Posted on December 19th, 2018

 

Tanner Peck has worked for the U.S. Postal Service for the last four years. In his utility role, he delivers mail on five different routes in Minneapolis. “I’m a regular, but my five routes vary. I deliver on a route by 1st Avenue near Simpson shelter and by a lower income area near I-35. I have some areas that have multi-million-dollar homes in Minneapolis. …. Being a mailman, you get to know the communities where you work and meet the people. I know the people who live in the neighborhoods.” 

Tanner also has a passion for music. He plays guitar and sings at local farmers markets, breweries, senior citizen residences, and weddings, about one to three times per week — whenever he can fit in a gig around his full-time work schedule. He also plays in a gospel band in St. Paul. Tanner studied music at a community college in Nebraska and later at MN State University Moorhead.  “After college, I thought I would go to Minneapolis and live the dream. Originally, I thought I’d be in a band. I was 22 then. I’m 29 now. It ends up better to have a set schedule during the day.” 

This year, Tanner decided to play music and give the donations from his listeners to Simpson Housing Services. His decision to give was spontaneous. Tanner recounts the recent day when he decided to donate his proceeds to Simpson. “When I was delivering mail to the Simpson shelter, I witnessed a family’s conversation after giving a donation.
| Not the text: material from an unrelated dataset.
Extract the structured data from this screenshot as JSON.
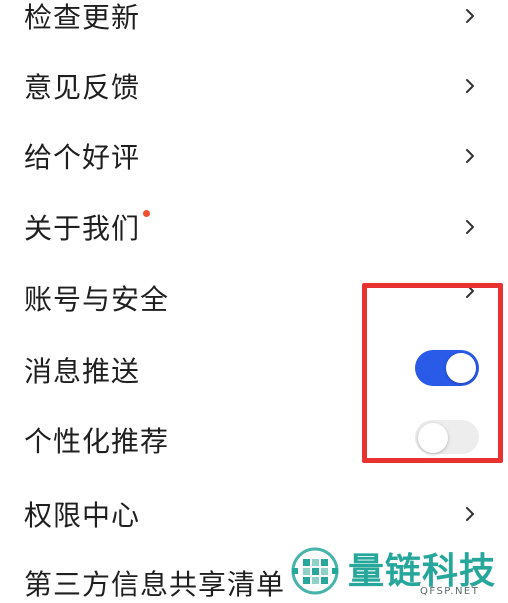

The staff person said, ‘thank you.’ and the mother of the family, said ‘no, we thank you’, sharing her thanks to Simpson for helping the community.” 

“I continued my mail route around the rest of the block. As a mailman, you have a lot of time to think. I walked around the block and finished my route. By the time I got back to Simpson, I decided that I wanted to do something too,” says Tanner. 

Tanner has played his music at six venues to benefit Simpson Housing Services. He is observant of the people who step forward to place donations in his guitar case. He overhears parents ask their children if they know where the money is going. They proceed to share how the money will help people with housing. Tanner is overwhelmed by the generosity of people of all ages. “Young people in their twenties who have rent payments and student loans are putting $20 bills in my guitar case.” He also notices that when he is playing at the markets, people seem to know the important work of Simpson. 

Tanner reflects on his own feelings surrounding giving and gratitude. “There is this focus on needing to work more hours and accumulate more. I’ve challenged myself to step back, to observe and concentrate on other people. Give. It feels good. It’s way better than going out to buy clothes or a computer. The good feeling [of giving] is sustaining.”  

Tanner encourages other people to be creative and think of how they can use their talents to benefit someone too.